Un verre de bière à la main, un immense chapeau orange attaché sous le menton pour éviter qu'il ne parte au vent, Liliane Lavoie était au frais, hier midi, à la Maison Juliette-Huot, à Oka. Comme une vingtaine de personnes âgées, cette ex-policière de 91 ans a bénéficié de l'aide des Petits Frères des pauvres pour quitter Montréal en pleine canicule et profiter de la brise du lac des Deux-Montagnes.

Quand on lui a demandé si elle était contente de ne pas être dans la chaleur montréalaise, Mme Lavoie s'est exclamée: «Oh! mon Dieu, oui! On est bien, ici. L'air circule et j'aime ça!»

Les personnes âgées isolées sont parmi les plus à risque par temps de canicule. L'an dernier, 100 personnes sont mortes, dont plusieurs aînés, pendant les grandes chaleurs. En 2003, en France, près de 15 000 personnes sont mortes pendant une canicule, dont la moitié étaient âgées de plus de 85 ans.

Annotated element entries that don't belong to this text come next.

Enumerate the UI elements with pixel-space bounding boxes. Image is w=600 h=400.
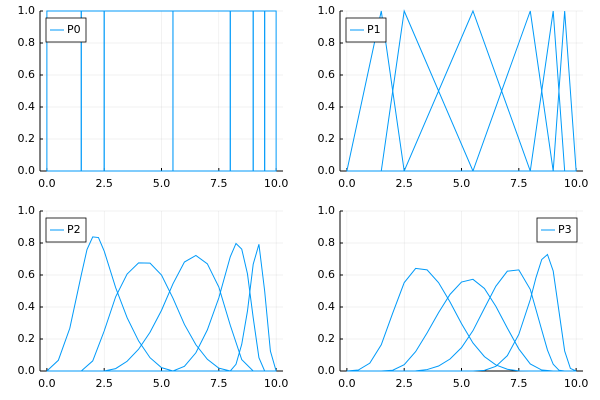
basis-curve xyxy=(346,10,577,172)
basis-curve xyxy=(46,254,277,372)
x-tick-label: 7.5 xyxy=(210,177,228,190)
subplot: 0.0 2.5 5.0 7.5 10.0 0.0 0.2 0.4 0.6 0.8 1.0 P3 xyxy=(318,204,589,390)
y-tick-label: 0.0 xyxy=(318,164,336,177)
y-tick-label: 0.2 xyxy=(318,332,336,345)
x-tick-label: 0.0 xyxy=(38,177,56,190)
x-tick-label: 0.0 xyxy=(338,377,356,390)
legend-label: P2 xyxy=(67,223,81,236)
x-tick-label: 0.0 xyxy=(338,177,356,190)
x-tick-label: 2.5 xyxy=(95,177,113,190)
basis-curve xyxy=(46,236,277,372)
legend-label: P1 xyxy=(367,23,381,36)
basis-curve xyxy=(46,242,277,372)
y-tick-label: 0.2 xyxy=(18,132,36,145)
subplot: 0.0 2.5 5.0 7.5 10.0 0.0 0.2 0.4 0.6 0.8 1.0 P1 xyxy=(318,4,589,190)
y-tick-label: 1.0 xyxy=(318,4,336,17)
basis-curve xyxy=(346,267,577,372)
x-tick-label: 10.0 xyxy=(564,177,589,190)
basis-curve xyxy=(46,262,277,372)
x-tick-label: 2.5 xyxy=(95,377,113,390)
y-tick-label: 0.8 xyxy=(318,36,336,49)
x-tick-label: 10.0 xyxy=(564,377,589,390)
y-tick-label: 1.0 xyxy=(18,4,36,17)
x-tick-label: 5.0 xyxy=(153,377,171,390)
x-tick-label: 2.5 xyxy=(395,177,413,190)
y-tick-label: 0.6 xyxy=(18,268,36,281)
basis-curve xyxy=(346,278,577,372)
basis-curve xyxy=(346,253,577,372)
legend-label: P0 xyxy=(67,23,81,36)
subplot: 0.0 2.5 5.0 7.5 10.0 0.0 0.2 0.4 0.6 0.8 1.0 P2 xyxy=(18,204,289,390)
y-tick-label: 0.8 xyxy=(18,36,36,49)
x-tick-label: 10.0 xyxy=(264,377,289,390)
y-tick-label: 0.0 xyxy=(18,364,36,377)
subplot: 0.0 2.5 5.0 7.5 10.0 0.0 0.2 0.4 0.6 0.8 1.0 P0 xyxy=(18,4,289,190)
legend-label: P3 xyxy=(558,223,572,236)
basis-curve xyxy=(46,10,277,172)
y-tick-label: 0.8 xyxy=(318,236,336,249)
x-tick-label: 7.5 xyxy=(210,377,228,390)
y-tick-label: 0.4 xyxy=(18,300,36,313)
x-tick-label: 5.0 xyxy=(453,177,471,190)
x-tick-label: 0.0 xyxy=(38,377,56,390)
basis-curve xyxy=(46,244,277,372)
y-tick-label: 0.2 xyxy=(18,332,36,345)
x-tick-label: 7.5 xyxy=(510,177,528,190)
y-tick-label: 0.0 xyxy=(18,164,36,177)
y-tick-label: 0.2 xyxy=(318,132,336,145)
y-tick-label: 0.6 xyxy=(318,68,336,81)
x-tick-label: 7.5 xyxy=(510,377,528,390)
basis-curve xyxy=(346,269,577,372)
x-tick-label: 5.0 xyxy=(453,377,471,390)
y-tick-label: 1.0 xyxy=(18,204,36,217)
y-tick-label: 0.8 xyxy=(18,236,36,249)
y-tick-label: 0.4 xyxy=(318,300,336,313)
y-tick-label: 1.0 xyxy=(318,204,336,217)
y-tick-label: 0.0 xyxy=(318,364,336,377)
x-tick-label: 5.0 xyxy=(153,177,171,190)
x-tick-label: 10.0 xyxy=(264,177,289,190)
y-tick-label: 0.6 xyxy=(318,268,336,281)
y-tick-label: 0.6 xyxy=(18,68,36,81)
y-tick-label: 0.4 xyxy=(318,100,336,113)
x-tick-label: 2.5 xyxy=(395,377,413,390)
y-tick-label: 0.4 xyxy=(18,100,36,113)
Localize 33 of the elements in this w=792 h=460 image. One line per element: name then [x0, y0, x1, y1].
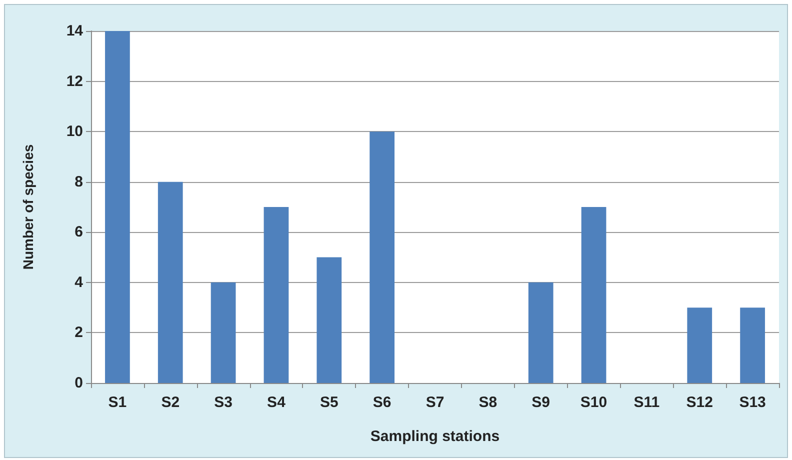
y-tick-label: 6	[74, 224, 83, 241]
bar	[581, 207, 606, 383]
x-tick-label: S9	[532, 394, 550, 411]
x-tick-label: S7	[426, 394, 444, 411]
x-tick-label: S5	[320, 394, 338, 411]
x-tick-label: S10	[580, 394, 608, 411]
x-axis-title: Sampling stations	[370, 428, 500, 445]
x-tick-label: S4	[267, 394, 286, 411]
x-tick-label: S1	[108, 394, 127, 411]
y-tick-label: 10	[66, 123, 83, 140]
bar	[316, 257, 342, 383]
x-tick-label: S11	[634, 394, 660, 411]
x-tick-label: S3	[214, 394, 232, 411]
x-tick-label: S13	[739, 394, 766, 411]
y-tick-label: 14	[66, 22, 84, 40]
y-tick-label: 8	[74, 173, 83, 190]
bar	[158, 182, 183, 383]
bar	[210, 282, 236, 383]
bar	[528, 282, 554, 383]
bar	[264, 207, 289, 383]
bar	[370, 132, 395, 383]
y-tick-label: 12	[66, 72, 83, 90]
bar	[687, 308, 712, 383]
x-tick-label: S8	[478, 394, 498, 411]
y-tick-label: 2	[74, 324, 83, 342]
y-axis-title: Number of species	[20, 144, 36, 270]
y-tick-label: 4	[74, 274, 84, 291]
x-tick-label: S2	[161, 394, 180, 411]
y-tick-label: 0	[74, 374, 83, 392]
x-tick-label: S6	[372, 394, 392, 411]
bar	[105, 31, 130, 383]
bar	[740, 308, 765, 383]
x-tick-label: S12	[686, 394, 713, 411]
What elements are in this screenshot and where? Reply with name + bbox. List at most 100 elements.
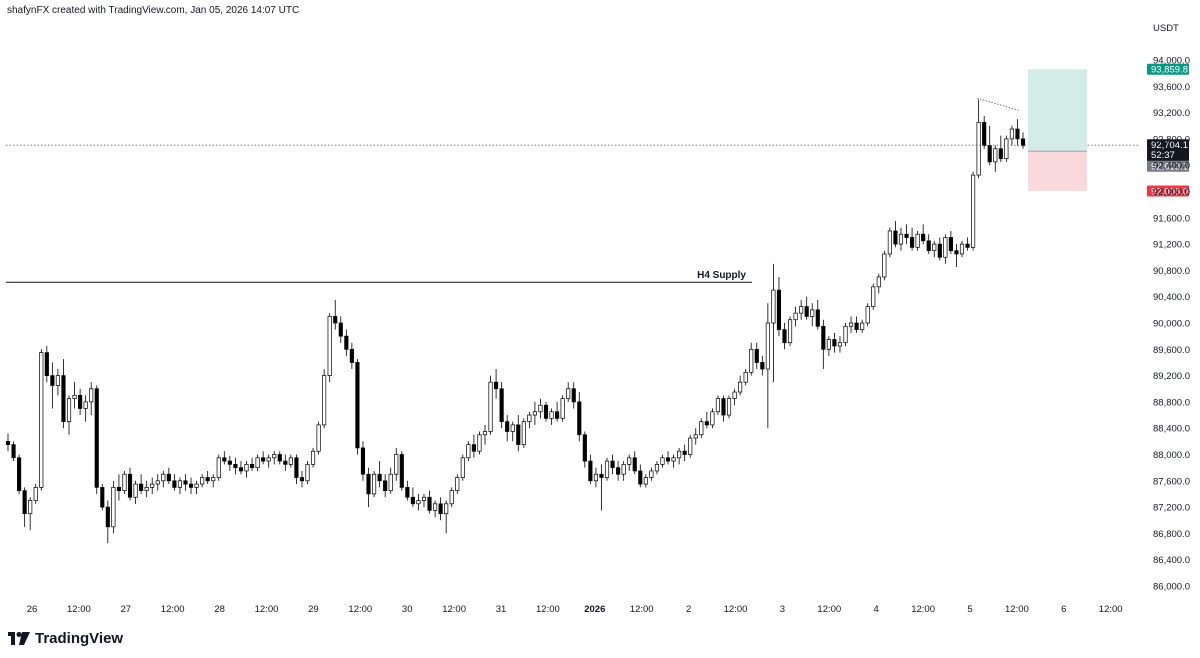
candle-down: [494, 369, 499, 399]
candle-down: [5, 433, 11, 452]
candle-body: [1009, 128, 1014, 140]
candle-body: [771, 289, 776, 324]
take-profit-tag: 93,859.8: [1147, 63, 1189, 76]
candle-up: [959, 240, 965, 258]
candle-down: [665, 451, 671, 465]
y-tick-label: 90,000.0: [1153, 319, 1190, 330]
candle-up: [799, 299, 804, 320]
candle-body: [910, 237, 915, 248]
candle-down: [399, 451, 404, 491]
candle-up: [416, 493, 421, 511]
candle-body: [78, 394, 83, 409]
candle-body: [155, 480, 160, 485]
candle-down: [815, 299, 820, 330]
candle-body: [904, 233, 909, 238]
candle-body: [799, 306, 804, 314]
stop-loss-tag-bg: [1147, 185, 1189, 197]
candle-body: [604, 460, 610, 478]
candle-up: [255, 454, 260, 471]
candle-body: [826, 339, 831, 350]
candle-down: [50, 362, 55, 409]
candle-up: [738, 375, 743, 396]
candle-down: [1020, 132, 1026, 149]
stop-loss-tag: 92,008.0: [1147, 185, 1189, 197]
candle-up: [466, 441, 471, 462]
candle-body: [738, 381, 743, 393]
candle-body: [438, 503, 443, 515]
x-tick-label: 27: [121, 604, 132, 615]
candle-down: [383, 474, 388, 498]
candle-up: [72, 382, 77, 409]
candle-body: [188, 483, 194, 488]
candle-up: [55, 369, 60, 396]
candle-body: [726, 398, 732, 416]
candle-down: [754, 342, 759, 370]
candle-body: [83, 401, 88, 409]
candle-down: [582, 431, 587, 468]
candle-body: [887, 230, 892, 255]
candle-up: [244, 461, 249, 478]
candle-down: [965, 237, 970, 251]
candle-body: [272, 454, 277, 459]
candle-body: [527, 414, 532, 422]
candle-body: [44, 352, 49, 376]
candle-up: [943, 234, 948, 264]
candle-down: [438, 497, 443, 521]
candle-body: [338, 322, 343, 337]
candle-body: [1004, 138, 1009, 159]
candle-body: [39, 352, 44, 488]
candle-body: [299, 477, 305, 482]
candle-down: [760, 355, 765, 376]
y-tick-label: 92,000.0: [1153, 187, 1190, 198]
candle-up: [688, 434, 693, 458]
candle-body: [893, 230, 898, 245]
candle-body: [333, 316, 338, 324]
candle-body: [28, 500, 33, 515]
candle-body: [943, 237, 948, 258]
candle-up: [793, 306, 798, 327]
candle-body: [898, 233, 904, 245]
candle-body: [377, 473, 382, 482]
candle-body: [532, 411, 537, 416]
candle-body: [821, 325, 826, 350]
candle-body: [460, 457, 465, 478]
candle-body: [621, 464, 626, 475]
x-tick-label: 12:00: [724, 604, 748, 615]
candle-up: [322, 369, 327, 429]
candle-body: [1015, 128, 1020, 140]
candle-up: [865, 303, 870, 327]
candle-up: [649, 467, 654, 481]
candle-body: [987, 145, 992, 163]
candle-up: [654, 461, 660, 475]
candle-up: [621, 461, 626, 481]
candle-up: [765, 303, 770, 429]
candle-up: [194, 480, 199, 494]
candle-down: [261, 451, 266, 465]
candle-body: [33, 487, 38, 501]
candle-down: [338, 316, 343, 343]
overlay-layer: H4 Supply93,859.892,008.092,704.152:3792…: [6, 63, 1189, 283]
chart-attribution: shafynFX created with TradingView.com, J…: [7, 5, 300, 16]
candle-body: [366, 473, 371, 495]
y-tick-label: 86,400.0: [1153, 555, 1190, 566]
candle-body: [371, 473, 377, 495]
candle-body: [832, 339, 837, 347]
candle-body: [688, 437, 693, 455]
candle-body: [499, 388, 504, 422]
candle-down: [893, 221, 898, 248]
candle-down: [577, 392, 582, 442]
take-profit-zone: [1028, 69, 1087, 152]
candle-down: [405, 480, 410, 501]
candle-body: [244, 464, 249, 472]
candle-down: [44, 346, 49, 383]
candle-up: [715, 395, 721, 416]
candle-body: [277, 454, 282, 462]
candle-up: [699, 418, 704, 439]
y-tick-label: 89,600.0: [1153, 345, 1190, 356]
candle-body: [310, 450, 316, 465]
candle-up: [488, 375, 493, 435]
candle-up: [771, 263, 776, 383]
candle-body: [421, 496, 427, 501]
candle-up: [871, 283, 876, 310]
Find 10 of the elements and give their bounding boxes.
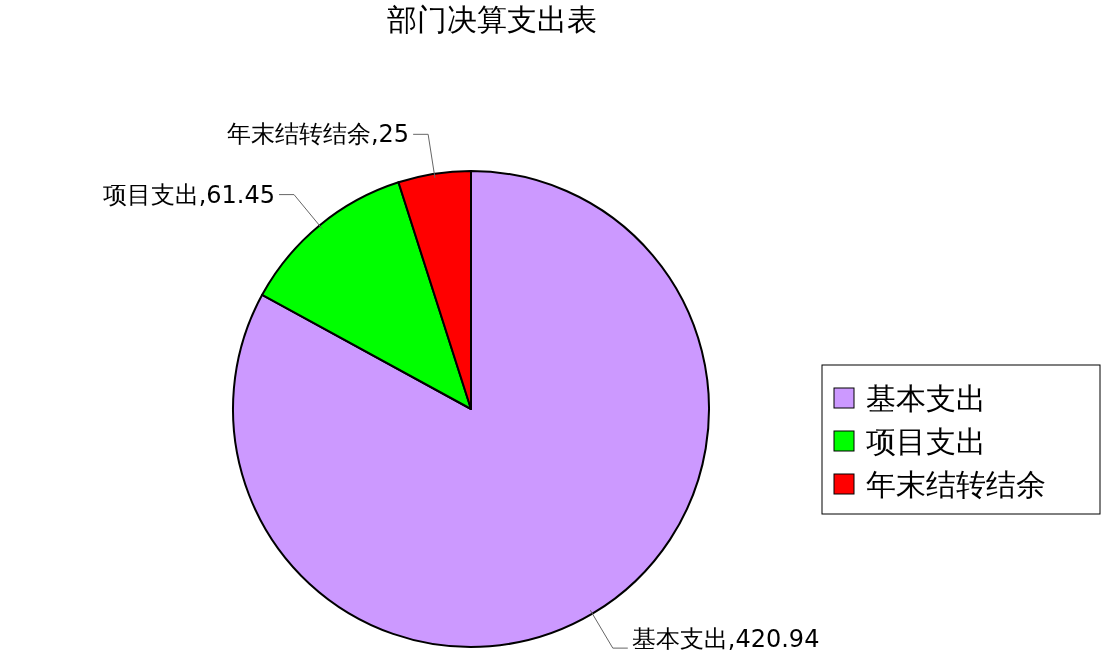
slice-label: 年末结转结余	[226, 120, 371, 149]
chart-title: 部门决算支出表	[387, 2, 597, 37]
data-label: ,61.45	[198, 180, 276, 209]
data-label: ,25	[370, 120, 410, 149]
slice-label: 项目支出	[102, 180, 199, 209]
legend-label: 年末结转结余	[866, 467, 1046, 502]
slice-label: 基本支出	[631, 625, 728, 653]
data-label: ,420.94	[727, 625, 820, 653]
legend-label: 项目支出	[866, 424, 986, 459]
legend-label: 基本支出	[866, 381, 986, 416]
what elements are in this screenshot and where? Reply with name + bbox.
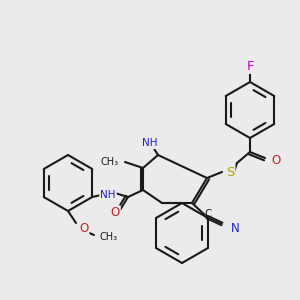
Text: O: O [271, 154, 280, 166]
Text: S: S [226, 166, 234, 178]
Text: O: O [110, 206, 120, 220]
Text: C: C [204, 209, 212, 219]
Text: CH₃: CH₃ [101, 157, 119, 167]
Text: F: F [246, 59, 254, 73]
Text: NH: NH [100, 190, 116, 200]
Text: CH₃: CH₃ [100, 232, 118, 242]
Text: N: N [231, 221, 240, 235]
Text: NH: NH [142, 138, 158, 148]
Text: O: O [79, 221, 88, 235]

Toute l'année, les Petits Frères des pauvres travaillent à briser l'isolement des aînés. Plus de 400 personnes seules se trouvent sur leur liste de vigilance. Par temps de canicule, l'organisme les appelle toutes. «Si on sent que leur situation devient dangereuse, on les emmène quelques heures à notre siège social climatisé et on les hydrate», a noté la directrice des Petits Frères des pauvres de Montréal, Lise Beaudoin.

Hier, une vingtaine d'aînés ont pique-niqué à Oka. À leur arrivée, on leur a offert un verre de bière ou de moût de pomme. Ils se sont ensuite assis à l'ombre des arbres centenaires, avec vue imprenable sur le lac des Deux-Montagnes. On leur a servi une salade César au poulet et un gâteau renversé aux petits fruits.

Blanche Pépin, 83 ans, discutait joyeusement avec Réjeanne Bigras, 82 ans. «Je suis veuve depuis un an. Une activité comme aujourd'hui, ça brise ma solitude», a dit Mme Pépin. «Je n'ai pas si chaud, chez moi, à Montréal. Mais ça fait quand même du bien de venir ici. Ça change la routine», a ajouté Mme Bigras en s'allumant une cigarette.

L'intervenante Nathalie Brunet explique que le pique-nique était planifié depuis longtemps. «Mais avec les chaleurs, c'est vraiment bien tombé», dit-elle. Après avoir mangé, les «vieux amis» des Petits Frères comptaient se reposer dans les nombreuses balançoires de la propriété, ou encore se tremper les pieds dans la fontaine.

Prévention insuffisante?

Alors que trois jours de chaleur accablante sont annoncés, l'Agence de la santé et des services sociaux de Montréal a publié un communiqué, hier matin, pour recommander des mesures de prévention aux aînés et aux personnes à risque, soit les gens atteints de maladie chronique ou mentale et les enfants de moins de 4 ans. «C'est une mesure préventive pour que les gens prennent la situation au sérieux et prennent des précautions», explique la Dre Lucie-André Roy, de la Direction de la santé publique de Montréal.

Le porte-parole du Conseil pour la protection des malades, Paul Brunet, n'est pas entièrement satisfait. Selon lui, il est inacceptable que plusieurs établissements de santé ne soient toujours pas ventilés: «Ça fait au moins cinq ans qu'on vit des canicules. Mais on dirait que la majorité des établissements ne font rien pour aérer leurs locaux. Les bureaux administratifs sont souvent climatisés, mais c'est beaucoup plus long pour les malades!»

Le directeur des communications de l'Association québécoise des établissements de santé et de services sociaux, Alain Leclerc, réplique que, dans les CHSLD, les patients ne veulent pas de la climatisation: «Plusieurs portent une petite laine même par temps chaud», dit-il. De plus, il est difficile de climatiser les établissements plus anciens. «Mais partout, les salles d'opération et de soins critiques ainsi que les urgences sont climatisées, dit-il. Et on trouve souvent une salle climatisée par étage.»

«Une salle climatisée par étage, ce n'est pas assez. Ça n'a pas de sens d'empiler les patients comme des animaux dans des cages réfrigérées», dénonce toutefois M. Brunet.